What is a Going Concern?
Hi guys , today we would be taking a look at the going concern concept in accounting and symptoms of impending going concern problems and how they can be mitigated. Now, let’s begin with the concept idea of going concern. According to the international standards on Auditing No 570, going concern is fundamental in the accounting profession. The going concern concept assumes that the client’s business will be in operational existence for the foreseeable future with neither the intention nor the necessity of liquidation ceasing trading or seeking protection from creditors in compliance with laws or regulations.
The underlying assumption of the going concern concept is that the organization will be able to generate enough income to write off the associated expenditure at least within the next twelve months. This implies that the organization’s financial statements (Income statement and statement of financial position) do not have any intention to significantly curtail the scale of operations or to signify a shutdown of the business.
The shutdown of a company doesn’t just appear out of the blues, the company would have been showing prior indications way before any thought of a shutdown. These indications could be:
- Inability to pay its debt as and when they fall due (Financial factors).
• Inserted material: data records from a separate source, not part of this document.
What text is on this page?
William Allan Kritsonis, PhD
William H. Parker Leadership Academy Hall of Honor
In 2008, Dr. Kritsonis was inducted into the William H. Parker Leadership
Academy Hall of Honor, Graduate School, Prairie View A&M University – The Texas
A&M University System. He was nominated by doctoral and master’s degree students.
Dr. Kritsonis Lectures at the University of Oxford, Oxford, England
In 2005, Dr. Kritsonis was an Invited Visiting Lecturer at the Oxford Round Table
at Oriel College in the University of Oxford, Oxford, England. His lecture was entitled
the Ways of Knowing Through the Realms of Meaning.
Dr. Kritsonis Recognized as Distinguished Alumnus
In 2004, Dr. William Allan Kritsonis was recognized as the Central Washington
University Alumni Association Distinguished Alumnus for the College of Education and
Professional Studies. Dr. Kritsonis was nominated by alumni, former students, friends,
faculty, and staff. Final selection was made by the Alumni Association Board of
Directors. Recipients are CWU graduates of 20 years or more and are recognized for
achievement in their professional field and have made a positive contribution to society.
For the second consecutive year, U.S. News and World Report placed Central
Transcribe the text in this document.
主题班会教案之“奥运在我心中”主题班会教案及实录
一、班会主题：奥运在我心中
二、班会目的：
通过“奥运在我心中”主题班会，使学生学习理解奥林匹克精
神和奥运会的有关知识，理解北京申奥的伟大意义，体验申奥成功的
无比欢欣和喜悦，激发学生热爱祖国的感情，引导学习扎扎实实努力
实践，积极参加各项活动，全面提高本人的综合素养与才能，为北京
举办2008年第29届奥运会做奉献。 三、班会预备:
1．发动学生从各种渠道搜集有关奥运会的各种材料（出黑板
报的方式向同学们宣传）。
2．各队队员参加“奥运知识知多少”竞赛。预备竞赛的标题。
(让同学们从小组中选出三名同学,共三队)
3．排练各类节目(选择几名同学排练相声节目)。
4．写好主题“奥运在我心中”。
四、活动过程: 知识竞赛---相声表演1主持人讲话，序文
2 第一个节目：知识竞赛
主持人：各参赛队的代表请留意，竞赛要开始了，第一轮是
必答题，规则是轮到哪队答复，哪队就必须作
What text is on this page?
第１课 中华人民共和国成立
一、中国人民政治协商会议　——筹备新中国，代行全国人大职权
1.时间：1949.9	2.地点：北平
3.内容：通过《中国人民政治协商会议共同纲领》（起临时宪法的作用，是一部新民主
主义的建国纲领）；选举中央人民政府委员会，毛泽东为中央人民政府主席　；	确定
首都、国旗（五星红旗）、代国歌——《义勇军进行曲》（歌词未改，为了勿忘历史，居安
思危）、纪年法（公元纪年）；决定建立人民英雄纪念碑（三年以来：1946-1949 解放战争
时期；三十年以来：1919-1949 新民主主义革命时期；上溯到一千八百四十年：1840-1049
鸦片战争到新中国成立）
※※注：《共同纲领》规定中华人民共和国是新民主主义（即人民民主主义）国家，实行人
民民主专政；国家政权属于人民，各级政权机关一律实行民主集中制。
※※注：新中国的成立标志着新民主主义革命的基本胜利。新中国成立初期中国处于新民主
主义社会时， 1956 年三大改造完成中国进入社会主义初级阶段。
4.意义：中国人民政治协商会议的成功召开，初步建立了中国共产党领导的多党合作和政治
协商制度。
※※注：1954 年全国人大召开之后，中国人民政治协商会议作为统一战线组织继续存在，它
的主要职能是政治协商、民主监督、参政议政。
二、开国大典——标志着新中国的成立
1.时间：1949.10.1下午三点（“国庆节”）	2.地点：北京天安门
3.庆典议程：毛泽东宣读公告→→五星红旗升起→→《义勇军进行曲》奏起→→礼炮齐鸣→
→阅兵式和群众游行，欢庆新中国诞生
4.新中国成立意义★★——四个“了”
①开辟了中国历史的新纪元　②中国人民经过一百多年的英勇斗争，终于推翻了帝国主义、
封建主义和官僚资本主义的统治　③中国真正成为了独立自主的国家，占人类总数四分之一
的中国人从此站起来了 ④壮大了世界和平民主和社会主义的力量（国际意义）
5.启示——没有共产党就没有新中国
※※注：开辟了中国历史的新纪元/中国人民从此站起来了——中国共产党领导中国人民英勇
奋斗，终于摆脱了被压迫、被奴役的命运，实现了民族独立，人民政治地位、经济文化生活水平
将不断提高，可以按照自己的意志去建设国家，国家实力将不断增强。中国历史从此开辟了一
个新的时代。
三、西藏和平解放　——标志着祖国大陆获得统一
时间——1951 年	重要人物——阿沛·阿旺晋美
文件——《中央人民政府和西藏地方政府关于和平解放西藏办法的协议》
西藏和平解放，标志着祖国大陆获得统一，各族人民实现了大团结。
This could be as a result of the following:
- Low liquidity ratio
- High gearing ratios
- Gross recurring losses or increasing operating losses.
- Heavy dependence on short term funds for long term needs
- Excessive investment in stocks
- Existence of long overdue creditors
- Financing out of long overdue creditors
- Dividends in arrears
- Default on loan or similar agreements
- Borrowings in excess of limits imposed by debenture trust deeds
- Diminishing relationships with bankers
- Declining profitability
- Change from credit cash on delivery transactions with suppliers
The above symptoms can be mitigated by the company’s ability to generate sufficient cash flows which could be done in any way or the combination of the following ways:
- Dispose of assets without adversely affecting operations
- Reschedule existing facilities
- Obtain financial assistance from banks or sister companies without adversely gearing
- Lease assets rather outright purchase
- Postpone the replacement of assets
- Raise additional capital by means of fresh issue or right issue
- Rollover of existing loan facilities
- Problems that raise questions about the continuation of business other than financial (Qualitative factors):
- Loss of a key management staff
- Strikes and other work stoppages
- Heavy dependence on the success of a new product or asset
- Heavy dependence on the success of a new product or asset
- Excessive reliance on a supplier or customer
- Loss of a key franchise or patent
- Political risk
- Undue influence by market dominant competitor
- Technological developments that render a key product obsolete.
The above qualitative symptoms can be mitigated by the company’s ability to take alternative courses of action which could include:
- Finding an alternative market where a key supplier or customer or franchise is lost
- Employment of the right personnel with the requisite qualifications and experience where a key management staff is lost
- Embarking on diversification exercise
- Keeping abreast with technological developments.
- Taking alternative courses of action in respect of resources.